ERR's Mirjam Mõttus reported from the ground in Põlva County.
Lt. Col. Raul Kütt, who heads up the Defense League's Southern District Territorial Defense (Maakaitse) told AK that the quickest person to respond to the call-up arrived in the exercise zone within 10 minutes.
He said: "Surely, I want to thank all the employers who have provided the opportunity for these people to take part."
"Likewise, all those families who have given their blessing to those attending, in order for this additional training gathering to go as well as it possibly can, with our national defense to further improve as a result.

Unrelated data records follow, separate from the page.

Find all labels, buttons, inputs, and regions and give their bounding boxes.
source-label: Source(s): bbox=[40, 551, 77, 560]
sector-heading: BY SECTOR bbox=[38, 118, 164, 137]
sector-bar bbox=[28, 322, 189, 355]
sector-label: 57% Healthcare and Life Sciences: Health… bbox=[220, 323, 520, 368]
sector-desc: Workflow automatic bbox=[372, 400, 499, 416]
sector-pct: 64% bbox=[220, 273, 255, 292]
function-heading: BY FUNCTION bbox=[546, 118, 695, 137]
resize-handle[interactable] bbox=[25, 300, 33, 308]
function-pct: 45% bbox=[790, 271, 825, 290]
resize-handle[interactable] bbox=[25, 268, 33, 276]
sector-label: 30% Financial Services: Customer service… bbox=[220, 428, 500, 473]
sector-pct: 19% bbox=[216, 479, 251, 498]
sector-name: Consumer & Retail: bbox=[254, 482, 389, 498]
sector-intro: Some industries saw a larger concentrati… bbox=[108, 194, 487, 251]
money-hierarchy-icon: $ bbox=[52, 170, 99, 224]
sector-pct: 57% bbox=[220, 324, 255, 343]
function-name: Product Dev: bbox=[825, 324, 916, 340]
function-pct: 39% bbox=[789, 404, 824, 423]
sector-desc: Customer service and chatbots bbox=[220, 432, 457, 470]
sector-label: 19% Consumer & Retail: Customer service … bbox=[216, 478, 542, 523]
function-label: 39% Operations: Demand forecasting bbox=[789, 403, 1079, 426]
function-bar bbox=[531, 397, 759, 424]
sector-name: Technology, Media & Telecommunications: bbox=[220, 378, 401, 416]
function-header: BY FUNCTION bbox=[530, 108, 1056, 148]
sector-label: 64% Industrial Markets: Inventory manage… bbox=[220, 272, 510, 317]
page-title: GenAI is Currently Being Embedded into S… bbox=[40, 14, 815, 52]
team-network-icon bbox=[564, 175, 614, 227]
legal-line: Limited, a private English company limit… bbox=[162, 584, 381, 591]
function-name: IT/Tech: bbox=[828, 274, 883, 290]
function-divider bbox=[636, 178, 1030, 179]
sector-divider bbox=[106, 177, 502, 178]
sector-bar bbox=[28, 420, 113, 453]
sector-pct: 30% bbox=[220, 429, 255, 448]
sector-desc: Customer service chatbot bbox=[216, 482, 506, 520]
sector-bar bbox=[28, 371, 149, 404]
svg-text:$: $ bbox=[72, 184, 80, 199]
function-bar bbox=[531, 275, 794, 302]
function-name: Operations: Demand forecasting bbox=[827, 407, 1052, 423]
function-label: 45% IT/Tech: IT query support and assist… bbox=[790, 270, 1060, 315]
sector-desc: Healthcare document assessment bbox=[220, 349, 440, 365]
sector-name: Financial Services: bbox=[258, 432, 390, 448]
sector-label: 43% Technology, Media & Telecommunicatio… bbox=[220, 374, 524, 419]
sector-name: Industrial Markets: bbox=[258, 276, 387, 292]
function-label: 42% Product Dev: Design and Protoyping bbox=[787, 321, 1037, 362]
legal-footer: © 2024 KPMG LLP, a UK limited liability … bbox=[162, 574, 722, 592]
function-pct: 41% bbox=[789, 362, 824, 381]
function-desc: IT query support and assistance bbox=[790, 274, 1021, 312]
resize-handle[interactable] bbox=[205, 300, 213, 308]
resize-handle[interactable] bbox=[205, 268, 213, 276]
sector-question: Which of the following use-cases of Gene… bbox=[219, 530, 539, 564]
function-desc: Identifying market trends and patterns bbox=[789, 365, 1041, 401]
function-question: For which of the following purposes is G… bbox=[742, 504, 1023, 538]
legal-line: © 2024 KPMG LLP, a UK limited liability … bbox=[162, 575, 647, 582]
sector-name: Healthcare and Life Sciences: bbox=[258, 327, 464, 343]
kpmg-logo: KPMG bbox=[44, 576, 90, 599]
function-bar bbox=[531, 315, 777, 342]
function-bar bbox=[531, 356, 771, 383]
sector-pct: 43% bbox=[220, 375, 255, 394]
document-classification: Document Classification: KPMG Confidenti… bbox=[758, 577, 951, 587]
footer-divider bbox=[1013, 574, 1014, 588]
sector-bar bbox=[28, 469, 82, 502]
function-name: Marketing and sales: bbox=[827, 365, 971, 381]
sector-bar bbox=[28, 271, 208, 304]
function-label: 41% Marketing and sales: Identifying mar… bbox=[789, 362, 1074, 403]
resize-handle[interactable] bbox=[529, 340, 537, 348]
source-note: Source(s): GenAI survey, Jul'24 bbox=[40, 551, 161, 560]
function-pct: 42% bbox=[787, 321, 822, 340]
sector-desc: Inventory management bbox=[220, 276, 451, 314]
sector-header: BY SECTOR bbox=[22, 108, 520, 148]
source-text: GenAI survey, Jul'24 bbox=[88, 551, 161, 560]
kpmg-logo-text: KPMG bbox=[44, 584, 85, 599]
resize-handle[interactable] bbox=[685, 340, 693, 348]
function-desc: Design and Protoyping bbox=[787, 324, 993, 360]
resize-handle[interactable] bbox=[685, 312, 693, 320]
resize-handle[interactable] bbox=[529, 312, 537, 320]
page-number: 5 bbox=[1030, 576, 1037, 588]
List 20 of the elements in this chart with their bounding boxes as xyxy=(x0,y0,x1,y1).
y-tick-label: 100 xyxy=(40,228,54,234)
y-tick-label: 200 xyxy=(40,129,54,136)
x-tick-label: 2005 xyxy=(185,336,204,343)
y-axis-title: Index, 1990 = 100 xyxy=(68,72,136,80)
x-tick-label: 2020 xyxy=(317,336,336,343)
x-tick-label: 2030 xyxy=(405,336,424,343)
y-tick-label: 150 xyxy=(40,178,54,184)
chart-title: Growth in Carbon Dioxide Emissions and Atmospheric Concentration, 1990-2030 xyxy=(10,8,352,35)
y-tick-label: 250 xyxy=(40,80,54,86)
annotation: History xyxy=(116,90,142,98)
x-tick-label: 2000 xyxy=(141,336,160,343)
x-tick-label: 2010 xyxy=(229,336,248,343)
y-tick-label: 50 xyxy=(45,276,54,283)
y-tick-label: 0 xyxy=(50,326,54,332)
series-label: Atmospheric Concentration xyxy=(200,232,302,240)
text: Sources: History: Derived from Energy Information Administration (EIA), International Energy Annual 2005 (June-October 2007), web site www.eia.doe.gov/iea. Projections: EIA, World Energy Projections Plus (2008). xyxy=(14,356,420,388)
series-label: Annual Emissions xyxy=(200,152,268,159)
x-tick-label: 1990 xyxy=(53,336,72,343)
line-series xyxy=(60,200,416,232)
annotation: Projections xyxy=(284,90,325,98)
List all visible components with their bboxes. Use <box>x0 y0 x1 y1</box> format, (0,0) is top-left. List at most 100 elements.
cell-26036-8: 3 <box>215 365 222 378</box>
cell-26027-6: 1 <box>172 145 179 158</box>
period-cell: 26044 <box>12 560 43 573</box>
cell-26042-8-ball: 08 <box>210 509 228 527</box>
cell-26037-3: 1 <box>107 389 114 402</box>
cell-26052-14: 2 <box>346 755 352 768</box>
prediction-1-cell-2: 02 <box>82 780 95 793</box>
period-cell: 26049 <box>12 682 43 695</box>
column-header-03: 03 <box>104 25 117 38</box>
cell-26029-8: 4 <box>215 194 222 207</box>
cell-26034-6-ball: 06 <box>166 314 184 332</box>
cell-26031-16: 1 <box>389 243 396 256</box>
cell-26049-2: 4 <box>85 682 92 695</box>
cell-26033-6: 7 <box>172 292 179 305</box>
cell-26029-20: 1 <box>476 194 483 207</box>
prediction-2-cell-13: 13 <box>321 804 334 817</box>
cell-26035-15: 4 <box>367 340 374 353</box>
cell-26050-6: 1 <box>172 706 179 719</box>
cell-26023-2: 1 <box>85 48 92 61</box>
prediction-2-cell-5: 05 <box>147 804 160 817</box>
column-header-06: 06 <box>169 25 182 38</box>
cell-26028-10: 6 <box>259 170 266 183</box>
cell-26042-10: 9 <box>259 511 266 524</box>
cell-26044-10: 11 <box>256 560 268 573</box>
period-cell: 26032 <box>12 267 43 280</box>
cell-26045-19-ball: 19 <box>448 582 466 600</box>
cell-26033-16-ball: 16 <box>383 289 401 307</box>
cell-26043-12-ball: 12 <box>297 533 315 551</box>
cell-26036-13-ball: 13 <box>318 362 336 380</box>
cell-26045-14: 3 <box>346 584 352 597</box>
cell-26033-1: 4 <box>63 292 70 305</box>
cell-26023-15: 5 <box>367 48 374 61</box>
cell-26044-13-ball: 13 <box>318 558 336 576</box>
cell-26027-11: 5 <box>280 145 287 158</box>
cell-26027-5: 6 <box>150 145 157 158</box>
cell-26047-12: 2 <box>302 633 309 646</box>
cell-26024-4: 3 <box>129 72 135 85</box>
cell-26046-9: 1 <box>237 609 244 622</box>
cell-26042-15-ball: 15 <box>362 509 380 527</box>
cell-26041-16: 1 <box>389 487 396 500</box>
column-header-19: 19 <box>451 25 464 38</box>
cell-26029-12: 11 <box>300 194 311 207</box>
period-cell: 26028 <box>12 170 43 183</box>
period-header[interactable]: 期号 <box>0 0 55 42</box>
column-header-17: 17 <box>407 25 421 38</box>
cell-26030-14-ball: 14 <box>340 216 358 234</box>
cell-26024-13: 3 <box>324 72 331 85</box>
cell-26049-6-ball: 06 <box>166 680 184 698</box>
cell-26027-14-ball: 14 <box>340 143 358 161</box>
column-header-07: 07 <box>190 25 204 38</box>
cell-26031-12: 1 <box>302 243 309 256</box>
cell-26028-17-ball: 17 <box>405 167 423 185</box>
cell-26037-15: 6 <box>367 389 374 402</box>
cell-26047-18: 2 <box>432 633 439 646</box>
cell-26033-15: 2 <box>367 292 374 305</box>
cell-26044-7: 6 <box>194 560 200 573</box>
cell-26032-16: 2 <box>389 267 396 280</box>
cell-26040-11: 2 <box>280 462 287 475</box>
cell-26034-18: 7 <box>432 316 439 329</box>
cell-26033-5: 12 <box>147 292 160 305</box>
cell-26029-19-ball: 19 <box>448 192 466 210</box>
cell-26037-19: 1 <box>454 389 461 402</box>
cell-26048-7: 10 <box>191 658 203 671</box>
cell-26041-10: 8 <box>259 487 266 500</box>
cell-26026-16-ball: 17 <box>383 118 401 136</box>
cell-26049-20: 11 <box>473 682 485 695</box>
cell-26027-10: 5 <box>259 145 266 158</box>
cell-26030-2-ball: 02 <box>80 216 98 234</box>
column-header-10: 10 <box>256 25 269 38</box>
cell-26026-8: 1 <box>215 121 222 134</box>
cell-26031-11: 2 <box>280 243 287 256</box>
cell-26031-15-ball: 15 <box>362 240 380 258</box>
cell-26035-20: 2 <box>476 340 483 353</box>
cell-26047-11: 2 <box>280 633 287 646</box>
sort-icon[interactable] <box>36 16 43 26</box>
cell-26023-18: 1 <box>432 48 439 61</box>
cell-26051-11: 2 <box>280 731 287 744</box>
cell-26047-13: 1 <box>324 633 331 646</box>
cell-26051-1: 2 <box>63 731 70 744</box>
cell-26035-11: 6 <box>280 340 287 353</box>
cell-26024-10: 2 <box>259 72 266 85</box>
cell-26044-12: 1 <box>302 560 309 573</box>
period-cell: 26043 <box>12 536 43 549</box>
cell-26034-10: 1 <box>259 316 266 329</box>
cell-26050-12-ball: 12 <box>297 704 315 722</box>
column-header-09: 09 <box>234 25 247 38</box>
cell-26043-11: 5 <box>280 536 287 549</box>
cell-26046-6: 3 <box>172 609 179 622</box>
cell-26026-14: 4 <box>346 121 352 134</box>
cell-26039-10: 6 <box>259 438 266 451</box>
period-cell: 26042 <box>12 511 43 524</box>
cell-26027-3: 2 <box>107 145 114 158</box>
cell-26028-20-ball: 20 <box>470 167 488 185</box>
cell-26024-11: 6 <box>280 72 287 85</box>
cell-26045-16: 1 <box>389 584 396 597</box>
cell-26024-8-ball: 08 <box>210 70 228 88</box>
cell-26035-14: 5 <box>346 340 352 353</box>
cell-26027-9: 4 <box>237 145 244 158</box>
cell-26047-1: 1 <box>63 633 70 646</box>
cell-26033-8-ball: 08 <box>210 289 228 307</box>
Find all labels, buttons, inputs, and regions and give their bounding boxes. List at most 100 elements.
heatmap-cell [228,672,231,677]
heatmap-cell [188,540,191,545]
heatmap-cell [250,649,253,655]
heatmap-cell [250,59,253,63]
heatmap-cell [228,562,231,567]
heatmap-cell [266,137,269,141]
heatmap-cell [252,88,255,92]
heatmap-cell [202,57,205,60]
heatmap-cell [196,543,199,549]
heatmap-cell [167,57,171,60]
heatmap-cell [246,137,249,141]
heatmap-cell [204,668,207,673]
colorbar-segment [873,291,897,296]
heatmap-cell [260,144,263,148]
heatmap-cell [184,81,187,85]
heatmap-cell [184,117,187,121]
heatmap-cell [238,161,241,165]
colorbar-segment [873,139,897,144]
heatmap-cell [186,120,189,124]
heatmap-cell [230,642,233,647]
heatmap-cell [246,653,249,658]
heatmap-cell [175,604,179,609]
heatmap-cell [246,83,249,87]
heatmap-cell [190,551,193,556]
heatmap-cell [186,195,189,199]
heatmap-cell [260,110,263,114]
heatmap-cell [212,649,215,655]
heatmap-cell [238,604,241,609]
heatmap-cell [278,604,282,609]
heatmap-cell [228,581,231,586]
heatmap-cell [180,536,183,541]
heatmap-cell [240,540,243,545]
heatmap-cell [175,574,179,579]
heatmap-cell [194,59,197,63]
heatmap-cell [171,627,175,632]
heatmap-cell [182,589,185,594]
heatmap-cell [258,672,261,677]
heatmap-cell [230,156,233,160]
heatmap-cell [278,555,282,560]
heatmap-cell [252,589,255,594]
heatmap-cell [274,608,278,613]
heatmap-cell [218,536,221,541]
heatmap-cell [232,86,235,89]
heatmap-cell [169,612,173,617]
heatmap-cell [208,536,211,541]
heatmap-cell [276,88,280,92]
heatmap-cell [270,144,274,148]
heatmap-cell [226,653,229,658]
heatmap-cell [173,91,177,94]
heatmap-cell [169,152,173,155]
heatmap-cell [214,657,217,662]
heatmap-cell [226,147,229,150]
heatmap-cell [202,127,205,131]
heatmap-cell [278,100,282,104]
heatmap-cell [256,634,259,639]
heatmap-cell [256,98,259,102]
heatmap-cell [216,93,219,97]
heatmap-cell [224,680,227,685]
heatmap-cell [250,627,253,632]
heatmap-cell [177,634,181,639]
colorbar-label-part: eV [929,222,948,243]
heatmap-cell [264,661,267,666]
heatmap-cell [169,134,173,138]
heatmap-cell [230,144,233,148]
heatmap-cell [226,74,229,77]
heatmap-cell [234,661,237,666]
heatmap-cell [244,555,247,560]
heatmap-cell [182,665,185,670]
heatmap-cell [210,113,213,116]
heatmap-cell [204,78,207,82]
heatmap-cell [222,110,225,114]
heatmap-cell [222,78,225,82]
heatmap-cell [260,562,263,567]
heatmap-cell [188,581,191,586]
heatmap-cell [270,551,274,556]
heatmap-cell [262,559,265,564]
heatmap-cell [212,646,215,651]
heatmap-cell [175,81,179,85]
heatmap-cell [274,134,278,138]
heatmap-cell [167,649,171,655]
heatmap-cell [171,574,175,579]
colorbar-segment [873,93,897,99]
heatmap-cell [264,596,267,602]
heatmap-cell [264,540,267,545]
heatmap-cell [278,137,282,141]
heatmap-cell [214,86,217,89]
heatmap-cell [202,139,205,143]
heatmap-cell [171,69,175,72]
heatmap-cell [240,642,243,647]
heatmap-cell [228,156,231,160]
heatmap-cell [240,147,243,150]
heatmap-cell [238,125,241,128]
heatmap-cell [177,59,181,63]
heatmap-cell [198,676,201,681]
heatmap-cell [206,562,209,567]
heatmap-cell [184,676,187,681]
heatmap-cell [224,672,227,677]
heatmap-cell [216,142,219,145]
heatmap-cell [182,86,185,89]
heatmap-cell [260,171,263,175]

Thank you."
Reservists are expected to arrive right through to Sunday lunchtime, AK reported, and given the dispersed nature of the large-scale exercise spatially, as well as temporally, this will not lead to disruption.
At bang on 3 p.m. on Friday, things were calm at the Põlva Defense District (Malev), and the arrival of personnel went without hitch.
The changed security situation has led to greater integration between the volunteer Defense League (Kaitseliit) and EDF reservists, those who have served their term of conscription and who remain on lists and liable for service thereafter.
The latter also turn to the nearest Defense League district to their place of residence, making things quicker and more convenient, and avoiding congestion.
The ensuing territorial defense units are centered around their light infantry capabilities, following the lessons of the Russian invasion of Ukraine so far, with the regular EDF's 1st and 2nd brigades carrying the heavy infantry role.
Lt Col Kütt said: "Since all this activity covers the whole of South Estonia - Tartu, Põlva, Võru and Valga counties, and Sakala (Viljandi County-ed,) - we are seeing these units much more dispersed, as smaller groups."
"The point of this is to rehearse all the procedures and activities which are required to achieve a unit's combat readiness, i.e. notification, and rehearsing the actions of personnel in such a way that they can set aside their daily activities [to attend]," he went on.
One such attendee was Allan Aron, father of four, who was sitting at his computer at his home office when he received the message on his phone, calling him up to Okas.
Two hours later he was at the Põlva Defense District headquarters.
"It went well today, it happened to be a day which suited in that the children had already been taken to kindergarten and school in the morning, while the wife also had the day off today, so that these things could be sorted out nicely," Aron said.
Businessman Riho Luht arrived at 4 p.m. "Work commitments and all those things. The first thought was that we have to turn up yet again. There was nothing else for it, we have to attend, what more is there to do," he said, speaking frankly.
Anton Sildnik arrived in civilian clothing with his young daughter in tow, and immediately headed for a medical.
"I picked up a knee injury. I guess I won't be able to stand up for a few days during the period of the exercise, so I will need to rest my leg. /.../ When you are called up by name, you certainly have to attend," he said, expressing regret that his injury would bar him from taking part this time around.
As reported by ERR News, the snap Exercise Okas – Okas means "quill" or "spine" in Estonian – will bring and estimated just over 600 people to the southernmost counties of Estonia.
The last Exercise Okas, which by its nature is announced at short notice, took place in January-February.